I'm trying to describe the behavior of a scatter plot I have. I'm looking at the results of a game that occurs in rounds where one player is voted out each round. I'm trying to find a correlation between how many rounds Player A (who wins a particular advantage in the first round of each game) ultimately survives and how many people voted for the person Player A wanted out in the first round. There are 22 iterations of this game total, and each iteration has one data point because there is only one Player A per game. However, each iteration of this game has a different number of rounds, and a different number of people voting in the first round.
Ex: Game 1 - 10 rounds, 12 people voting in first round
Game 2 - 12 rounds, 13 people voting in first round
So to get around this, I converted both variables into percentages (i.e., the percentage of rounds Player A survived vs. the percentage of people who voted for the person Player A wanted out). I ended up with a plot like this:
There are two distinct clusters that appeared, and the fact that there appears to be a negative correlation (r = ~0.349) in the top-right red cluster would be an interesting trend to note.

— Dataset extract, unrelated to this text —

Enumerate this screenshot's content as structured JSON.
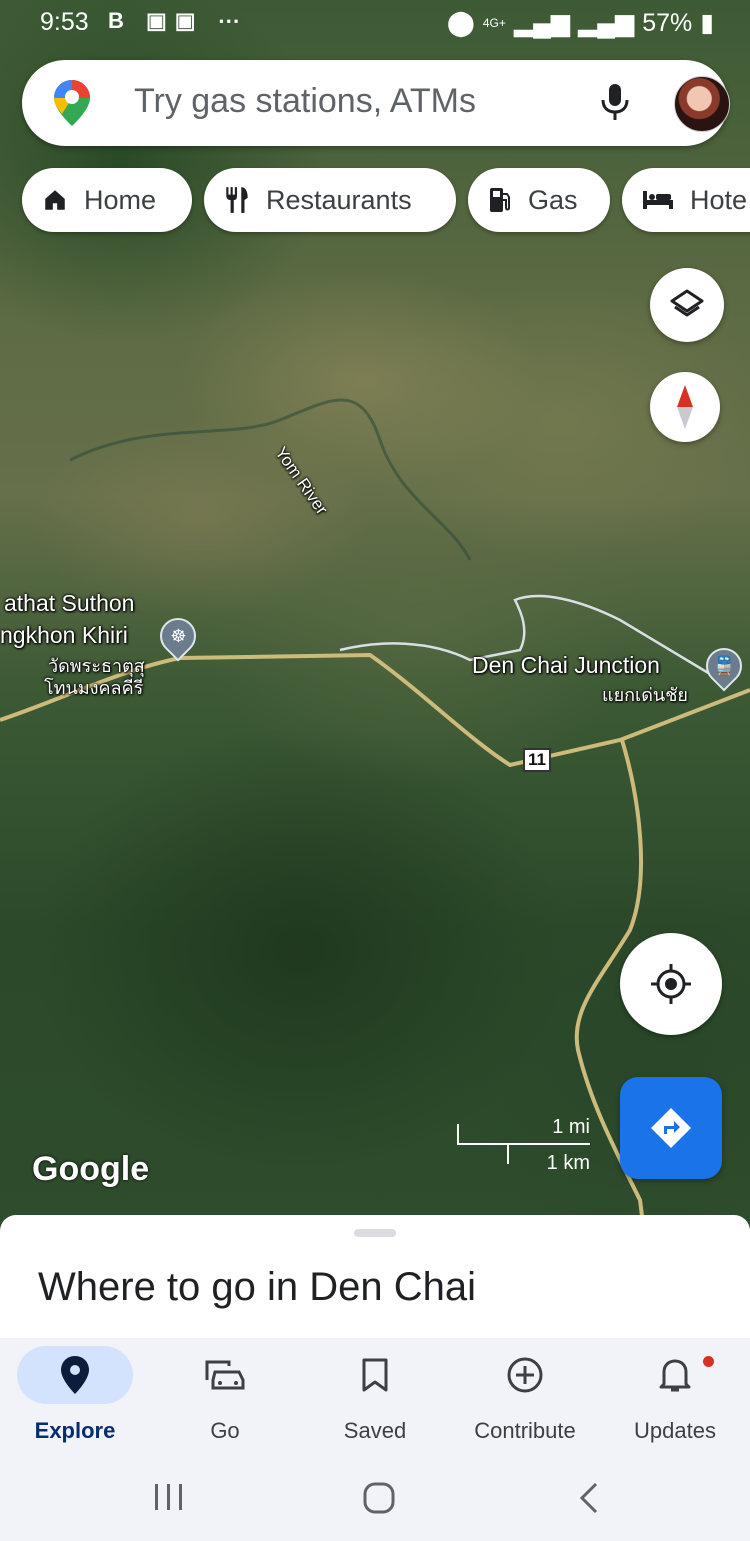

However, I've done some reading on here that states that finding the pearson's r between two percentages is a bad statistical practice, even when the percentages are not compositional. My question has two parts -- 1) Would it be fair to say that there is a negative correlation in the red cluster? 2) Does anyone have suggestions for how to better perform this analysis if finding the correlation between the percentages is incorrect?